Home > Focus On Festivals > 2011 | King Tut’s Summer Nights 17th July

2011 | King Tut’s Summer Nights 17th July

Nuala Swan


Whilst the gig I’d gone to the night before was chosen based on hearing one song from the headliners, I’d known since the King Tut’s Summer Nights line up was revealed that this was the gig that I most wanted to see. The reason that I was so happy to brave the dodgy Scottish weather and head down to what is now officially Britain’s Best Small Venue according to NME, was that the headliners were Aerials Up, one of my favourite recent discoveries.

Having experienced an evening full of good local talent the night before, my expectations were high, and first act on stage, Little Fire, didn’t disappoint. Little Fire is the stage name of Jamie McGeechan, a singer/songwriter from Ayrshire, who managed to fill the space armed only with his voice and an acoustic guitar. He balanced emotional songs with funny banter, and kept the crowd entertained throughout. My personal favourites were Fire Me Up Now, and the highly memorable Horny in the Morning.
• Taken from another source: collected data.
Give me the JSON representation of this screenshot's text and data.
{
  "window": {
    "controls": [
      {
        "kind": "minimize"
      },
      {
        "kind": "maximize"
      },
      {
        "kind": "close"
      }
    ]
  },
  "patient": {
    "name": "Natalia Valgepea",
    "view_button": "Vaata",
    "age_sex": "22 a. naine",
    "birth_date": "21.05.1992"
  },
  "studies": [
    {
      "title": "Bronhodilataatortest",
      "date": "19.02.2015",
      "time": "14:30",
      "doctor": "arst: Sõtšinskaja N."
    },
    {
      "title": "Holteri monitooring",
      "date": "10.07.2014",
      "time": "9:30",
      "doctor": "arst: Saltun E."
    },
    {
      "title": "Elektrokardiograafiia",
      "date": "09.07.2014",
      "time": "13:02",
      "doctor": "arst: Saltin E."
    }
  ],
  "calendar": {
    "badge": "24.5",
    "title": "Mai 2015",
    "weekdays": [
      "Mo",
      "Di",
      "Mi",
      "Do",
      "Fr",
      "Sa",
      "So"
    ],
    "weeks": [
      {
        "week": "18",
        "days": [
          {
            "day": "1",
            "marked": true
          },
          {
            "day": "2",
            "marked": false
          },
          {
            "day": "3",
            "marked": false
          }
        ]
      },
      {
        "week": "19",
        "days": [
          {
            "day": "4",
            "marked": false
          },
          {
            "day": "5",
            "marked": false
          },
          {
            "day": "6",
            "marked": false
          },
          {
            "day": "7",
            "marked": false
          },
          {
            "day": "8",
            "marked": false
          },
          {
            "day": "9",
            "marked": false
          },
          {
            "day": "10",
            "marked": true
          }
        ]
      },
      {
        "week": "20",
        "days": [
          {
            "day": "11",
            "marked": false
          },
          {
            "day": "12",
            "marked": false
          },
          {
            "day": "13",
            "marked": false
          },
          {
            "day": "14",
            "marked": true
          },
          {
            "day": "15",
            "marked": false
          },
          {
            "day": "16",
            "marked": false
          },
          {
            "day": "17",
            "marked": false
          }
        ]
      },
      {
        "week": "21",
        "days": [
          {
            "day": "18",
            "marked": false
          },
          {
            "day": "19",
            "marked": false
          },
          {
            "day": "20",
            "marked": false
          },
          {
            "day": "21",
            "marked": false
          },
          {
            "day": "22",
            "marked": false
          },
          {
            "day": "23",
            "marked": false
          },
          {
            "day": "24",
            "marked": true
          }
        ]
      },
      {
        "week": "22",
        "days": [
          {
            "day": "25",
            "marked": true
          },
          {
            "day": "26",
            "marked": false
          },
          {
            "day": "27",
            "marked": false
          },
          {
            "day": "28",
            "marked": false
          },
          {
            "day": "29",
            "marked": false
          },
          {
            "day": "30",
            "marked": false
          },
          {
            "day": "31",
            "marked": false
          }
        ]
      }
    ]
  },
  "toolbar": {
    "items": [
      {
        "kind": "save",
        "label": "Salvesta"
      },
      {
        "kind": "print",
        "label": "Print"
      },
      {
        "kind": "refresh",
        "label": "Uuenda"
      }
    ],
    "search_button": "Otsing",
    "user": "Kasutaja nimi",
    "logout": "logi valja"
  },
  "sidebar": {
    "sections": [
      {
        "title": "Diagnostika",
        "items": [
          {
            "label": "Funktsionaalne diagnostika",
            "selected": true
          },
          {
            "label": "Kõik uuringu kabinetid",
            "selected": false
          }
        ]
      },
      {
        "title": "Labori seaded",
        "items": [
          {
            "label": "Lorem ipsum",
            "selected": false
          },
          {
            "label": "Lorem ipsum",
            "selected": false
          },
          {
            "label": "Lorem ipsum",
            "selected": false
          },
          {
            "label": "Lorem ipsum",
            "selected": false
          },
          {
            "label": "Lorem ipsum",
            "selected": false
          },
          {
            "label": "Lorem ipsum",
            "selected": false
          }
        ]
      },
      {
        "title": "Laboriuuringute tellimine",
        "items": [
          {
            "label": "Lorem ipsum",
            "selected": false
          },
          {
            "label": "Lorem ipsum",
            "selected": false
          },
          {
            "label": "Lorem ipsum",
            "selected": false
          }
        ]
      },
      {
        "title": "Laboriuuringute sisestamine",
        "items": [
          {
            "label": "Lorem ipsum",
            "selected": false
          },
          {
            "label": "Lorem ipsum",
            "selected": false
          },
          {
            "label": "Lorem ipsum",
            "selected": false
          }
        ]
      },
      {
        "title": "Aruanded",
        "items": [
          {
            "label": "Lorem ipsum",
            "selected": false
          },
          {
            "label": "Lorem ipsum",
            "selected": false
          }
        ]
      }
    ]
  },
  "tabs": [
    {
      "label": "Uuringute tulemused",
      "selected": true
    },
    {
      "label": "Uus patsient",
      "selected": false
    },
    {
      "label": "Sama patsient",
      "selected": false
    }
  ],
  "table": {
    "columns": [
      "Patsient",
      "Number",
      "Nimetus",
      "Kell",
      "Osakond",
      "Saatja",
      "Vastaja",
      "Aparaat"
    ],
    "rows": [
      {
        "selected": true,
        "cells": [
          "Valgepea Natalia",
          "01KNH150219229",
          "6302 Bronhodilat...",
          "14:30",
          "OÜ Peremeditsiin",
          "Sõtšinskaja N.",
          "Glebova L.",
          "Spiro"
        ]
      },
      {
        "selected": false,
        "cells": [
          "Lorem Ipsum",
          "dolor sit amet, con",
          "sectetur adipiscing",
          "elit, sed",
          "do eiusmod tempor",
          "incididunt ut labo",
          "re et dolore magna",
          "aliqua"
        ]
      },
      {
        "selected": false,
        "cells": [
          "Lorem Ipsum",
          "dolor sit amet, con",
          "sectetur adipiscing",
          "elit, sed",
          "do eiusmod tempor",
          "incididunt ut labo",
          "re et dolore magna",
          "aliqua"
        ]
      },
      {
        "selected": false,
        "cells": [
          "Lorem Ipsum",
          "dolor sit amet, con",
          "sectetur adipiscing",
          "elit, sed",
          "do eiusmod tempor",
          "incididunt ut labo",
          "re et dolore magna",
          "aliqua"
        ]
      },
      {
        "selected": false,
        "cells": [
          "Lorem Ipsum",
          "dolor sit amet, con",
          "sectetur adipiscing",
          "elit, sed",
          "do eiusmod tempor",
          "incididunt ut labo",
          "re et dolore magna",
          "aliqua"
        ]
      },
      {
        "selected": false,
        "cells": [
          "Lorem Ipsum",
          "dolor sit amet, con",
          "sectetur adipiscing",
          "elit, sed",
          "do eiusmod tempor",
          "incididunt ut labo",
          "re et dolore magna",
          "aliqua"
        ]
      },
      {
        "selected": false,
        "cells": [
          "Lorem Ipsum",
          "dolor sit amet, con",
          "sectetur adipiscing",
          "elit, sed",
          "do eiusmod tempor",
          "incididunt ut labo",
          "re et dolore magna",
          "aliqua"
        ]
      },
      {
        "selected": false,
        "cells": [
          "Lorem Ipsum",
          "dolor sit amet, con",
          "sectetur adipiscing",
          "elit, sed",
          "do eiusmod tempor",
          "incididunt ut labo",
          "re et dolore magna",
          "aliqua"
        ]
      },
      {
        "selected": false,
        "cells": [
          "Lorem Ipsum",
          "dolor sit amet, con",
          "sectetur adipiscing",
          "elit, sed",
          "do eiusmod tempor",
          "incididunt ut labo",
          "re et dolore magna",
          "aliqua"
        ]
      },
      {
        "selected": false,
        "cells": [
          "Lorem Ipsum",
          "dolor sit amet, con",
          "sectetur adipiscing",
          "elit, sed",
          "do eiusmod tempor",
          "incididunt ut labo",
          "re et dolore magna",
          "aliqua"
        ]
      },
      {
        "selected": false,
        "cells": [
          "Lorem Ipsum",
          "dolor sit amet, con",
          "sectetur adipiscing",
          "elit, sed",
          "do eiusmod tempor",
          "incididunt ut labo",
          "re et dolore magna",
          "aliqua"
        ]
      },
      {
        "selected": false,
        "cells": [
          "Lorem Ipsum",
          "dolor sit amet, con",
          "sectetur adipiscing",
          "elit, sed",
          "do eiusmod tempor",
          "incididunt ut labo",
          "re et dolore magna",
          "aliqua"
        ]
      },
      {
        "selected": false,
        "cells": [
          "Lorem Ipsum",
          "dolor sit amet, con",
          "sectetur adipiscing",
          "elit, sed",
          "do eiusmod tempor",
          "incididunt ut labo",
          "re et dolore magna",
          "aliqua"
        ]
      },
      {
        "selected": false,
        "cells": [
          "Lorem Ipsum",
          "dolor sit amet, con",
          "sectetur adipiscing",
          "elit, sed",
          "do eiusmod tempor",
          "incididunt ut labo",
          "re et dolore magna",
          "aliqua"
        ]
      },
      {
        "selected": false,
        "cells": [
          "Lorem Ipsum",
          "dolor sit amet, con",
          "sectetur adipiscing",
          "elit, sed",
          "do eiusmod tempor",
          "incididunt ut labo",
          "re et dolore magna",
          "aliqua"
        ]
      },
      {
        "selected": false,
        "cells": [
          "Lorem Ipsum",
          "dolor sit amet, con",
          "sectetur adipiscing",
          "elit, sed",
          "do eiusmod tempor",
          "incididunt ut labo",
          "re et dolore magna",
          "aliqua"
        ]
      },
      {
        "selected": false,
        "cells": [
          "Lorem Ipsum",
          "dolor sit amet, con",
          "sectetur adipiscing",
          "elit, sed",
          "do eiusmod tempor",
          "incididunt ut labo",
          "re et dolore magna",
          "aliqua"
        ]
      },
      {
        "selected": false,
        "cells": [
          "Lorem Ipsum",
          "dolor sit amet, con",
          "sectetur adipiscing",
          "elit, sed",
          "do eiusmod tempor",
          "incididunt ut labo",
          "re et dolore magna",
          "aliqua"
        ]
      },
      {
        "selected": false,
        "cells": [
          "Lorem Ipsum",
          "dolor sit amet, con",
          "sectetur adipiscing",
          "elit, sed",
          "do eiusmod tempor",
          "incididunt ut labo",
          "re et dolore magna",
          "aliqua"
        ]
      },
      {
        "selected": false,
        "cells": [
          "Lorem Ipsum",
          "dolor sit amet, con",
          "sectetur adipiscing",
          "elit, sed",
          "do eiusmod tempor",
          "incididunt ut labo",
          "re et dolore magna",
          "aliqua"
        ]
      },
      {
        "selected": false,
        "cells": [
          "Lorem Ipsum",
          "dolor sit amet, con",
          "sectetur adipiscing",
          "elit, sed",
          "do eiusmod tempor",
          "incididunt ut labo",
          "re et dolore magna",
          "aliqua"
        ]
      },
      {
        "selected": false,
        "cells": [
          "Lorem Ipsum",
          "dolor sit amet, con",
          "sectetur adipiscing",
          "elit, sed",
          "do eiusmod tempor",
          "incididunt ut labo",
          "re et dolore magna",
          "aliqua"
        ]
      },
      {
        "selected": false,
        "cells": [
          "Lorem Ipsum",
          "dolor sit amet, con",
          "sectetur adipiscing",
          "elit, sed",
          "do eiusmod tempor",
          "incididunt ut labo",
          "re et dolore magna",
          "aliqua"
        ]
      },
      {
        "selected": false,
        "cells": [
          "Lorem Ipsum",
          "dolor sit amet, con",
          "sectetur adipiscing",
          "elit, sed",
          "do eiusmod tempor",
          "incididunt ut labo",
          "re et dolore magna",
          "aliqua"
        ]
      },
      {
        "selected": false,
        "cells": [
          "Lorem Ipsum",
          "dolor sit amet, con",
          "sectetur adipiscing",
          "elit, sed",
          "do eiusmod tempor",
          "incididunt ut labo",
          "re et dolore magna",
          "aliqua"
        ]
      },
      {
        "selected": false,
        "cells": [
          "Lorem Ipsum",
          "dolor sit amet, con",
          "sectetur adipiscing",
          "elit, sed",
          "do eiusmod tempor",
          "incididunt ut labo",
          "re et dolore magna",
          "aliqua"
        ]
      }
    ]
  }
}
Next up was a total change of pace with Where We Lay Our Heads, with a line up of 6, including a pair of violins, which added an extra dimension to their music (plus I’m a sucker for a violin or two). Whilst there were some beautiful melodies to their music, there were some rather dark lyrics, which resulted in a fairly haunting set overall.

The third act of the evening was Blochestra, which consists of a bunch of musicians that meet up to play together in local bar, Bloc. At over 20 members, this was definitely the busiest I’ve seen the Tut’s stage, with every one of them co-ordinated in red, black and white outfits. The group’s set was a mix of tracks written by the band, and a number of covers, including Feist’s 1234, and a grand version of Queens of the Stone Age’s Make it Wit Chu. And in the meantime, there was a woman at the side of the stage painting the whole thing in watercolours!

Finally, came the act that I’d been waiting for. Aerials Up took to the stage, and ploughed straight into their set with plenty of chat and good tunes. The best of these were two tracks that can be found on the band’s current EP, Superglue, and one of my favourite songs of the summer, All Your Mothers’ Daughters. I only wish their set was a bit longer, but being left with the feeling of wanting more is not necessarily a bad thing. If you’re lucky enough to be hitting Belladrum Festival this year, they are definitely ones to catch.

The band invited as many of the members of Blochestra as could fit back up on stage for the final song of the night, a fitting finale for the first weekend of the Summer Nights series.